No disagree if u don’t trust on something big like that then get a divorce coz it’s not funny with children having to beg if something had happened. I would consider Divorce seriously take yr share and live yr life the audacity

SummerFeverVenice · 22/02/2025 21:05

Imaresponsibleadult · 21/02/2025 19:22

Yes, unforgivable. I should be on that sheet WITH them or instead of.
I know there were commitments before our marriage and that's why one sibling is on it, but both??
And never to mention it to me, any of them.
Husband is a healthcare professional working in hospital during Covid FFS! If the worst had happened, I would have been a bereaved wife with 2 kids asking and having to justify paying the mortgage?!!

No, POA has nothing to do with after death. You’d still account holder of all joint accounts. The financial POA wouldn’t give his siblings any access in the event of his death.

SummerFeverVenice · 22/02/2025 21:12

Candystripes85 · 21/02/2025 21:11

Also just reading some of the other posts and whoever said a POA wouldn’t have access to a joint account is incorrect. If the OP became unable to manage his accounts, his siblings would take over his place and would run the account with the OP in place of her husband. In effect they could clear the whole lot out and leave her with nothing.

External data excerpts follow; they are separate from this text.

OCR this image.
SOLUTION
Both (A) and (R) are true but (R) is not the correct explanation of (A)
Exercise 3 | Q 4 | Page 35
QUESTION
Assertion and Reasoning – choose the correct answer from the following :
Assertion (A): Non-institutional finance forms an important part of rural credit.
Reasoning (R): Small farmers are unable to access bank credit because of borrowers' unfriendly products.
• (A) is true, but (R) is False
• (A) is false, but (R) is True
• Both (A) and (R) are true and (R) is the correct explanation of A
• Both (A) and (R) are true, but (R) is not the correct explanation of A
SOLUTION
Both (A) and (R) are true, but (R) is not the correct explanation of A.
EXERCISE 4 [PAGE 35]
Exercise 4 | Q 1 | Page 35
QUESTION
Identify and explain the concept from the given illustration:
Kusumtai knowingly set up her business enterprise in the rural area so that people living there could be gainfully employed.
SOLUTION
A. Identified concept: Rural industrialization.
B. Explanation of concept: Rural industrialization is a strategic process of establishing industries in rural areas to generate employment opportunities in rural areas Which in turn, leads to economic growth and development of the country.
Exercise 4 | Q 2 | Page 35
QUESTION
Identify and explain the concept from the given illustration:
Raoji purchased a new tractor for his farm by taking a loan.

Yes, if a doctor signed off on the DH not being mentis compis, they could then with POA, registering with the bank clear out the joint account. But IRL, OP would have ample opportunity to do this first….clear the joint account out to an account of her own.

DeeLasVegas · 22/02/2025 21:28

It makes no difference who signed it. Why they thought it was ok to do so doesn’t matter.

It’s also possible that it was witnessed by the solicitor who drew up the will. My mum’s was signed by her solicitor & his secretary.

Laura95167 · 22/02/2025 22:30

Imaresponsibleadult · 21/02/2025 19:17

We have a joint account and he has another one for saving.
They're shitty cos they agreed to this.
He's "lent" them money and he won't tell me if it's been repaid (a few thousand!).

Id be getting your own account and moving some money then confronting him

Teddybear23 · 22/02/2025 23:17

Make you own power of attorney and give that power to your siblings or someone you trust, NOT your husband. Don’t tell him what you’ve just seen, but you now know where you stand.

Imaresponsibleadult · 23/02/2025 01:11

His family member told me tonight that he wants a wife who makes dinner (which i do) and trust him in financial matters, not asking anything about money.

I bumped into her in the supermarket earlier this evening. I was unhappy to see her and I guess it showed. She told me I'd feel better by making him a nice dinner and not asking him to reveal his financial matters, cos thats what he wants (I'm now wondering if I'll be replaced by a Stepford wife).

OP posts:
PeloMom · 23/02/2025 01:20

So he shared what’s going on in the household with that family member?

Imaresponsibleadult · 23/02/2025 01:36

I don't know. I was unhappy and she told me I'd feel better if I looked after him.

Maybe he told her.

OP posts:
MJBear · 23/02/2025 02:39

You need to be super careful.

Play the dutiful wife. Play the game.

Take all the info to a solicitor.
Clear the joint account the moment you serve papers. Not a moment before.

It sounds like a very unhappy marriage.

But you don't want to spook him

BlondiePortz · 23/02/2025 02:56

wizzywig · 21/02/2025 19:14

I'd be chucking that paperwork in the bin.

Why on earth for? This place gets crazier each day

Mere1 · 23/02/2025 06:42

Zonder · 22/02/2025 10:43

Divorce would be better than separation, wouldn't it? It would sort your financial split now.^^

I agree.

Mere1 · 23/02/2025 06:43

MJBear · 23/02/2025 02:39

You need to be super careful.

Play the dutiful wife. Play the game.

Take all the info to a solicitor.
Clear the joint account the moment you serve papers. Not a moment before.

It sounds like a very unhappy marriage.

But you don't want to spook him

Sadly, this is correct. He is good at forward planning and hiding everything from you.

ThejoyofNC · 23/02/2025 06:49

MJBear · 23/02/2025 02:39

You need to be super careful.

Play the dutiful wife. Play the game.

Take all the info to a solicitor.
Clear the joint account the moment you serve papers. Not a moment before.

It sounds like a very unhappy marriage.

But you don't want to spook him

Good advice. Especially clearing your half of the bank account.